UniversitätsSpital Zürich chooses Epson's Moverio BT-100
The BT-100 helps patients during treatment
The UniversitätsSpital Zürich is a key provider of primary health care for the population of the city and the district of Zurich, and is also the region’s top provider of cutting-edge university-level medical training.
Every year, around 8,000 hospital staff treat over 130,000 individuals, both as inpatients and outpatients. Patients come from every region in Switzerland as well as from abroad. With over forty clinics and departments, the hospital guarantees comprehensive care for its patients and also offers highly specialised diagnostic procedures and therapies. In the radiation oncology clinic and outpatient department, patient care is facilitated by technological systems which represent a Europe-wide benchmark of excellence. Tumours are treated using ionising radiation. To apply the necessary dose directly to the tumour, its structure must first be accurately established via Computer Tomography (CT).A look inside
Computer Tomography is an x-ray process used since 1974, where a specific area of the body is visualised layer by layer. CT technology has become an indispensable medical tool and is used on all areas of the body. A CT scan provides a three-dimensional density model of the patient for the oncology department’s radiation treatment planning. A particular advantage of modern CT imaging is the high resolution that can be achieved in a short examination, even for large areas of the body. This is made possible by multi-slice technologies and rotation times of less than half a second. A rotating tube allows a single layer of the body to be recorded from a number of different angles. These CT datasets are used in radiotherapy for dose distribution calculations as well as in the digital reconstruction of virtual radiographs.

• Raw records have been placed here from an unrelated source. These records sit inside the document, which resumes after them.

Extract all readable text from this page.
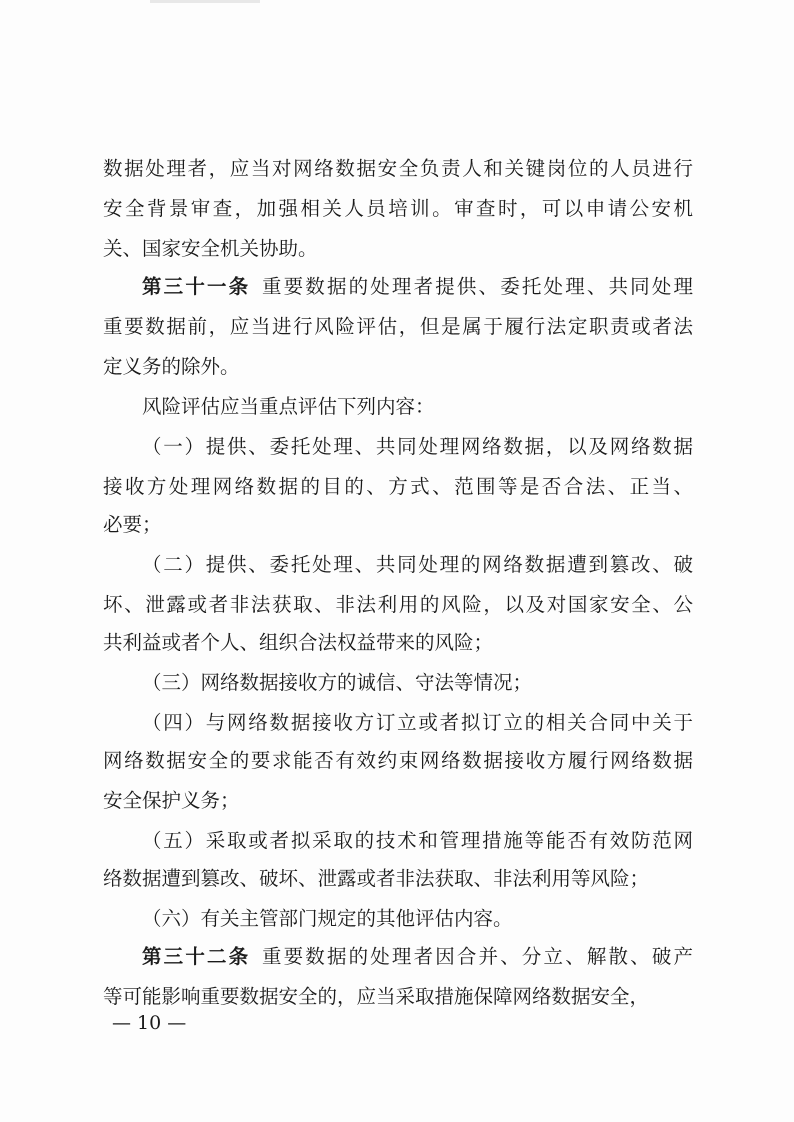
数据处理者，应当对网络数据安全负责人和关键岗位的人员进行
安全背景审查，加强相关人员培训。审查时，可以申请公安机
关、国家安全机关协助。
第三十一条 重要数据的处理者提供、委托处理、共同处理
重要数据前，应当进行风险评估，但是属于履行法定职责或者法
定义务的除外。
风险评估应当重点评估下列内容：
（一）提供、委托处理、共同处理网络数据，以及网络数据
接收方处理网络数据的目的、方式、范围等是否合法、正当、
必要；
（二）提供、委托处理、共同处理的网络数据遭到篡改、破
坏、泄露或者非法获取、非法利用的风险，以及对国家安全、公
共利益或者个人、组织合法权益带来的风险；
（三）网络数据接收方的诚信、守法等情况；
（四）与网络数据接收方订立或者拟订立的相关合同中关于
网络数据安全的要求能否有效约束网络数据接收方履行网络数据
安全保护义务；
（五）采取或者拟采取的技术和管理措施等能否有效防范网
络数据遭到篡改、破坏、泄露或者非法获取、非法利用等风险；
（六）有关主管部门规定的其他评估内容。
第三十二条 重要数据的处理者因合并、分立、解散、破产
等可能影响重要数据安全的，应当采取措施保障网络数据安全，
— 10 —
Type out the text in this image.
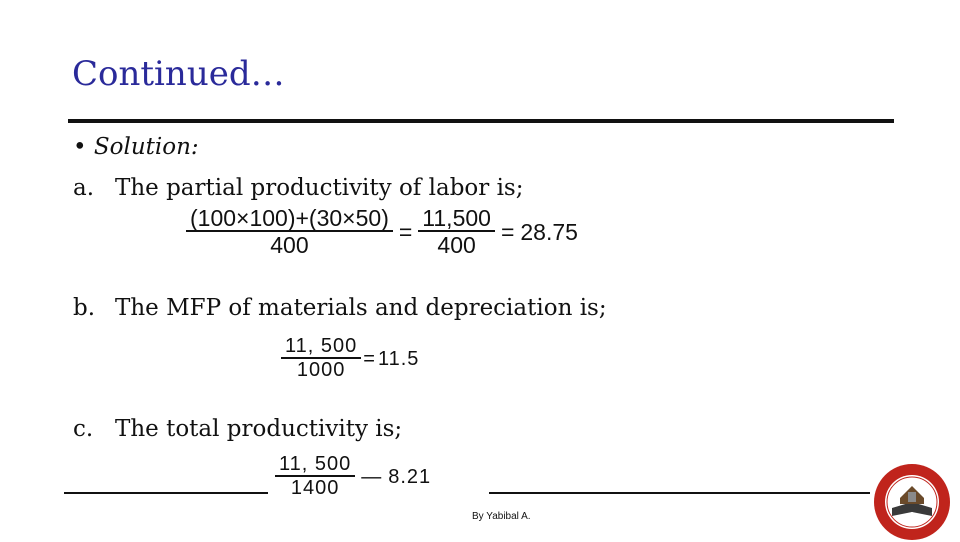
Continued…
• Solution:
a. The partial productivity of labor is;
$\frac{(100\times 100)+(30\times 50)}{400} = \frac{11,500}{400} = 28.75$
b. The MFP of materials and depreciation is;
$\frac{11, 500}{1000} = 11.5$
c. The total productivity is;
$\frac{11, 500}{1400}$ — 8.21
By Yabibal A.
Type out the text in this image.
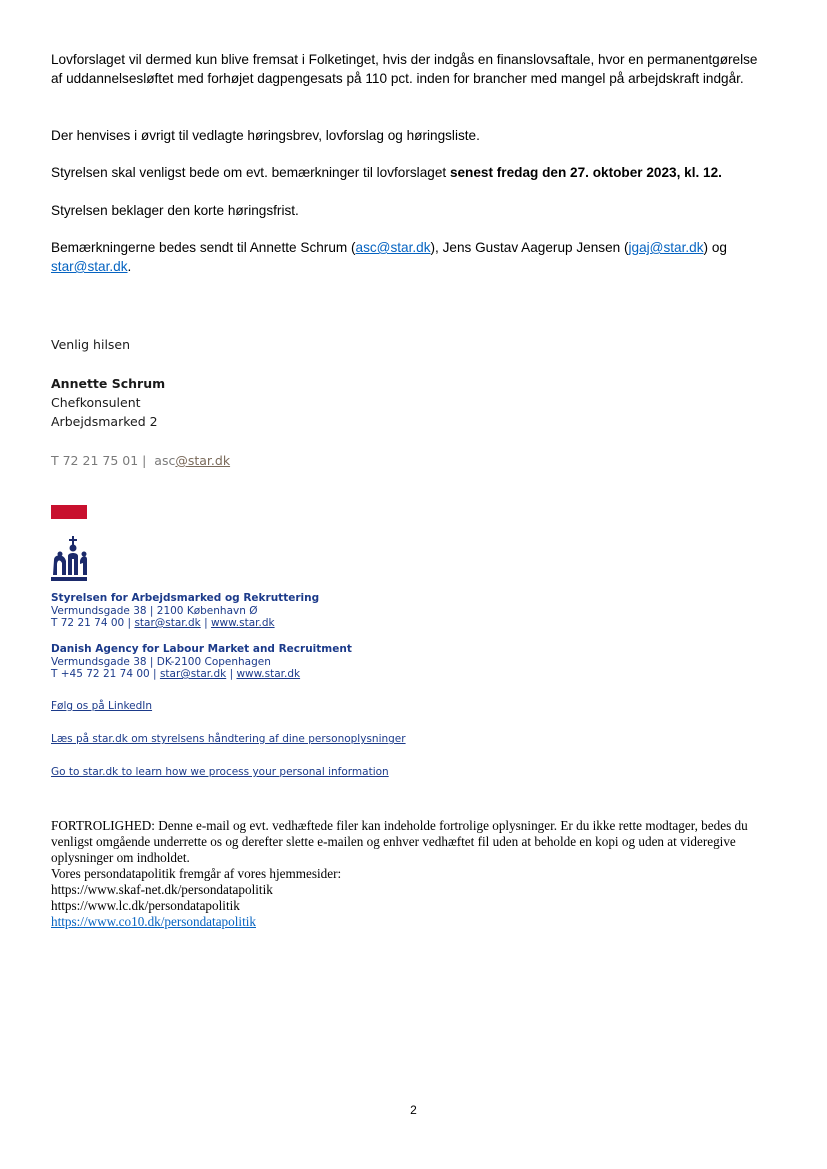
Lovforslaget vil dermed kun blive fremsat i Folketinget, hvis der indgås en finanslovsaftale, hvor en permanentgørelse af uddannelsesløftet med forhøjet dagpengesats på 110 pct. inden for brancher med mangel på arbejdskraft indgår.

Der henvises i øvrigt til vedlagte høringsbrev, lovforslag og høringsliste.

Styrelsen skal venligst bede om evt. bemærkninger til lovforslaget senest fredag den 27. oktober 2023, kl. 12.

Styrelsen beklager den korte høringsfrist.

Bemærkningerne bedes sendt til Annette Schrum (asc@star.dk), Jens Gustav Aagerup Jensen (jgaj@star.dk) og
star@star.dk.

Venlig hilsen

Annette Schrum

Chefkonsulent

Arbejdsmarked 2

T 72 21 75 01 | asc@star.dk
Styrelsen for Arbejdsmarked og Rekruttering
Vermundsgade 38 | 2100 København Ø
T 72 21 74 00 | star@star.dk | www.star.dk
Danish Agency for Labour Market and Recruitment
Vermundsgade 38 | DK-2100 Copenhagen
T +45 72 21 74 00 | star@star.dk | www.star.dk
Følg os på LinkedIn
Læs på star.dk om styrelsens håndtering af dine personoplysninger
Go to star.dk to learn how we process your personal information
FORTROLIGHED: Denne e-mail og evt. vedhæftede filer kan indeholde fortrolige oplysninger. Er du ikke rette modtager, bedes du venligst omgående underrette os og derefter slette e-mailen og enhver vedhæftet fil uden at beholde en kopi og uden at videregive oplysninger om indholdet.
Vores persondatapolitik fremgår af vores hjemmesider:
https://www.skaf-net.dk/persondatapolitik
https://www.lc.dk/persondatapolitik
https://www.co10.dk/persondatapolitik
2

Because a CT scan can last for several breaths, depending on the resolution and area of the body examined, it is important when scanning the upper abdomen and lungs to record breathing-related movement. The same rules apply to the therapy session itself, which usually lasts several minutes.

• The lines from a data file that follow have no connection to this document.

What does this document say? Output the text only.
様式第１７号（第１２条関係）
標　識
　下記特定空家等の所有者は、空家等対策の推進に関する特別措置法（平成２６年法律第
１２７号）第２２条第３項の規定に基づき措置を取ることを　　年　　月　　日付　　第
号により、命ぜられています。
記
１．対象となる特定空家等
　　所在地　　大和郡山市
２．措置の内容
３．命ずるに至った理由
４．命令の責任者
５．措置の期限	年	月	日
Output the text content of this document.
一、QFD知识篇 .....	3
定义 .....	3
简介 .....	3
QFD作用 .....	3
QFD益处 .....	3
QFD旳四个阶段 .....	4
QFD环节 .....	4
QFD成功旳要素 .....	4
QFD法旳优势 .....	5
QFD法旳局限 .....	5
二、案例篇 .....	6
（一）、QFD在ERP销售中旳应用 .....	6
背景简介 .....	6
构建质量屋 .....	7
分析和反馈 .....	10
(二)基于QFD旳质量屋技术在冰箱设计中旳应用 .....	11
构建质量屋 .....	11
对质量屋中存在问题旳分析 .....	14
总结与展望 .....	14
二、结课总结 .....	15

During sessions in the hospital’s radiation oncology clinic, the position of a sensor on the patient’s chest is recorded by an infrared light source and a camera. The movements of this sensor – caused by the patient breathing – are fed into a computer to plot a time-resolved movement curve. From the two synchronised data streams, breath curve and CT scan, datasets can be created that reflect the respiratory movement of the internal organs and structures. The interference caused by respiratory movement can then be corrected with a high degree of precision. This technology makes it possible to eliminate the effects of motion in the region of the chest or stomach, for example, and to increase the accuracy of the scan to within millimetres, even when the patient is breathing deeply, which can cause a shift of up to two centimetres.
“Even with our sophisticated systems we are still reliant on the assistance of the patient,” says Dr Stephan Klöck, the leading medical physicist in the hospital’s radiation oncology clinic and outpatient department. “Irregular breathing can have a negative impact on the accuracy of the scan. We therefore ask our patients to breathe smoothly and evenly because that’s the only way these movements can be accurately factored out of the CT scans.”

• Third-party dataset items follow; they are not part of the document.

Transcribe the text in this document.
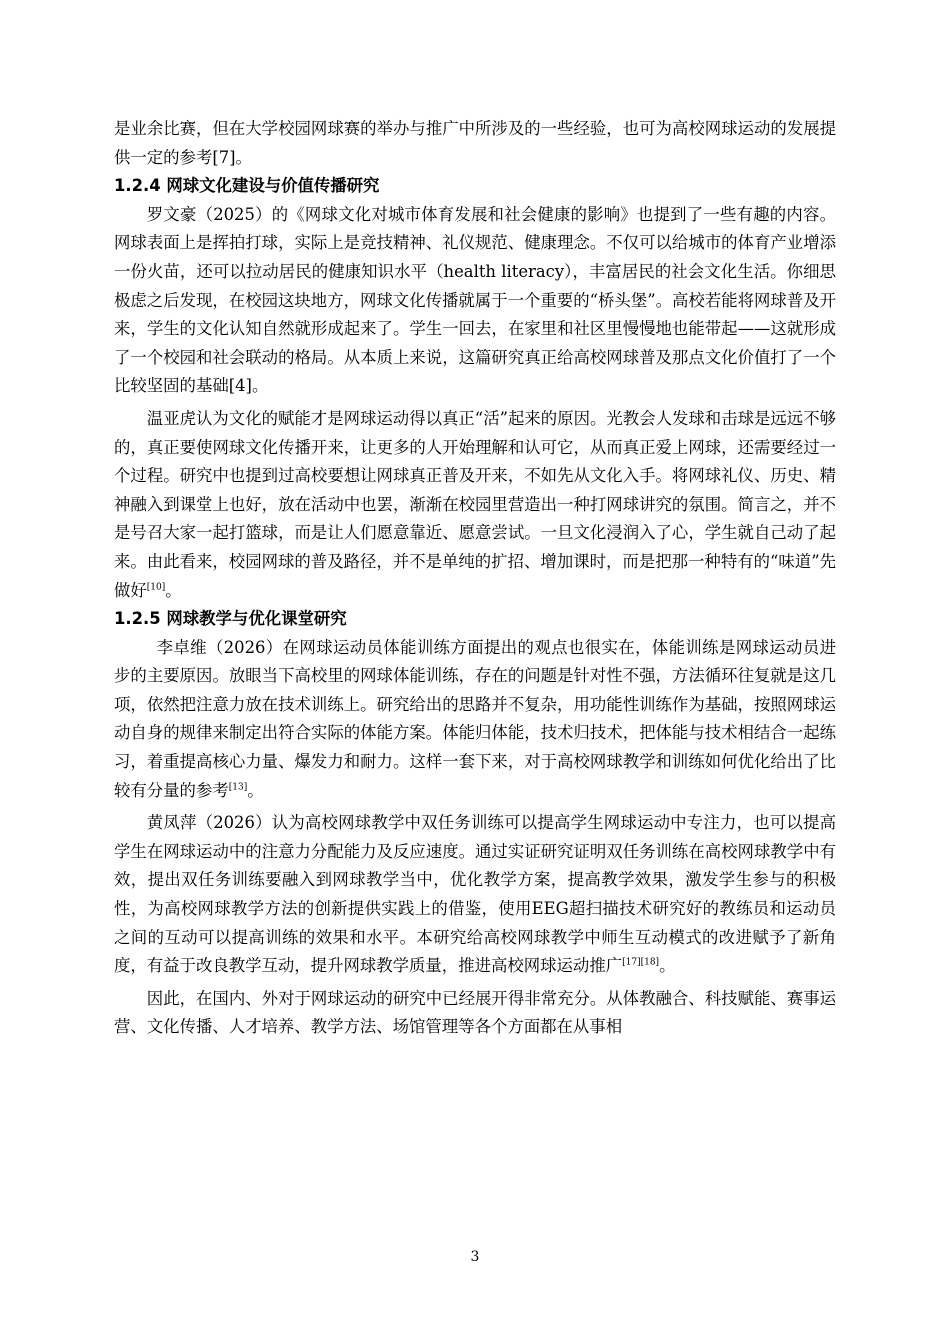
是业余比赛，但在大学校园网球赛的举办与推广中所涉及的一些经验，也可为高校网球运动的发展提供一定的参考[7]。

1.2.4 网球文化建设与价值传播研究

罗文豪（2025）的《网球文化对城市体育发展和社会健康的影响》也提到了一些有趣的内容。网球表面上是挥拍打球，实际上是竞技精神、礼仪规范、健康理念。不仅可以给城市的体育产业增添一份火苗，还可以拉动居民的健康知识水平（health literacy），丰富居民的社会文化生活。你细思极虑之后发现，在校园这块地方，网球文化传播就属于一个重要的“桥头堡”。高校若能将网球普及开来，学生的文化认知自然就形成起来了。学生一回去，在家里和社区里慢慢地也能带起——这就形成了一个校园和社会联动的格局。从本质上来说，这篇研究真正给高校网球普及那点文化价值打了一个比较坚固的基础[4]。

温亚虎认为文化的赋能才是网球运动得以真正“活”起来的原因。光教会人发球和击球是远远不够的，真正要使网球文化传播开来，让更多的人开始理解和认可它，从而真正爱上网球，还需要经过一个过程。研究中也提到过高校要想让网球真正普及开来，不如先从文化入手。将网球礼仪、历史、精神融入到课堂上也好，放在活动中也罢，渐渐在校园里营造出一种打网球讲究的氛围。简言之，并不是号召大家一起打篮球，而是让人们愿意靠近、愿意尝试。一旦文化浸润入了心，学生就自己动了起来。由此看来，校园网球的普及路径，并不是单纯的扩招、增加课时，而是把那一种特有的“味道”先做好[10]。

1.2.5 网球教学与优化课堂研究

李卓维（2026）在网球运动员体能训练方面提出的观点也很实在，体能训练是网球运动员进步的主要原因。放眼当下高校里的网球体能训练，存在的问题是针对性不强，方法循环往复就是这几项，依然把注意力放在技术训练上。研究给出的思路并不复杂，用功能性训练作为基础，按照网球运动自身的规律来制定出符合实际的体能方案。体能归体能，技术归技术，把体能与技术相结合一起练习，着重提高核心力量、爆发力和耐力。这样一套下来，对于高校网球教学和训练如何优化给出了比较有分量的参考[13]。

黄凤萍（2026）认为高校网球教学中双任务训练可以提高学生网球运动中专注力，也可以提高学生在网球运动中的注意力分配能力及反应速度。通过实证研究证明双任务训练在高校网球教学中有效，提出双任务训练要融入到网球教学当中，优化教学方案，提高教学效果，激发学生参与的积极性，为高校网球教学方法的创新提供实践上的借鉴，使用EEG超扫描技术研究好的教练员和运动员之间的互动可以提高训练的效果和水平。本研究给高校网球教学中师生互动模式的改进赋予了新角度，有益于改良教学互动，提升网球教学质量，推进高校网球运动推广[17][18]。

因此，在国内、外对于网球运动的研究中已经展开得非常充分。从体教融合、科技赋能、赛事运营、文化传播、人才培养、教学方法、场馆管理等各个方面都在从事相

3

As the CT scans are used as reference data for radiotherapy treatment, it is extremely important to get as accurate an idea as possible of the position and extent of a tumour because only in this way can the tumour be targeted with precision and as much healthy tissue be protected as possible.Observing breath patterns with Epson’s BT-100
With the BT-100 smart glasses, patients can see an image of their own breathing and are, therefore, in a position to easily monitor its depth, duration and regularity. The process of biofeedback was developed several years ago and implemented in various clinics around the world. In most cases, however, because of the lack of high-quality image projection technology, a small monitor was suspended in front of the patient’s eyes.
“The Epson multimedia glasses have several advantages over this monitor-based process,” explains Dr Klöck. “They take up very little space, compared to a monitor on a support arm and don’t require any additional parts to be fitted to the therapy accelerator. Also wearing the glasses is much more comfortable for a patient than looking at a monitor, because it means the patient can relax his or her eyes while looking at the image.”
An additional advantage of the glasses is that, thanks to their semi-transparent display, patients do not feel cut-off from their surroundings – in the unfamiliar situation of the CT scan they can see what is going on around them. One particular challenge was to ensure the fastest possible processing and transmission of data because every image transmitted to the glasses is the feedback for a respiratory movement, the delay must not exceed 0.2 seconds.
The fact that Epson’s Moverio is battery-operated also facilitates its use in the hospital because the fewer cables that need to be introduced into such a sensitive environment, the better. The next step will be to start using the acoustic components of the glasses, since: “an acoustic breath-feedback through earphones with an instantaneous breath curve in the field of vision are the best ways of helping patients assist us in the administration of their radiotherapy. And if the next version of Epson’s multimedia glasses has a fast WLAN connection, so that we don’t need to use a cable at all, it would be another big step towards providing optimal care for our patients,” concludes Dr Klöck.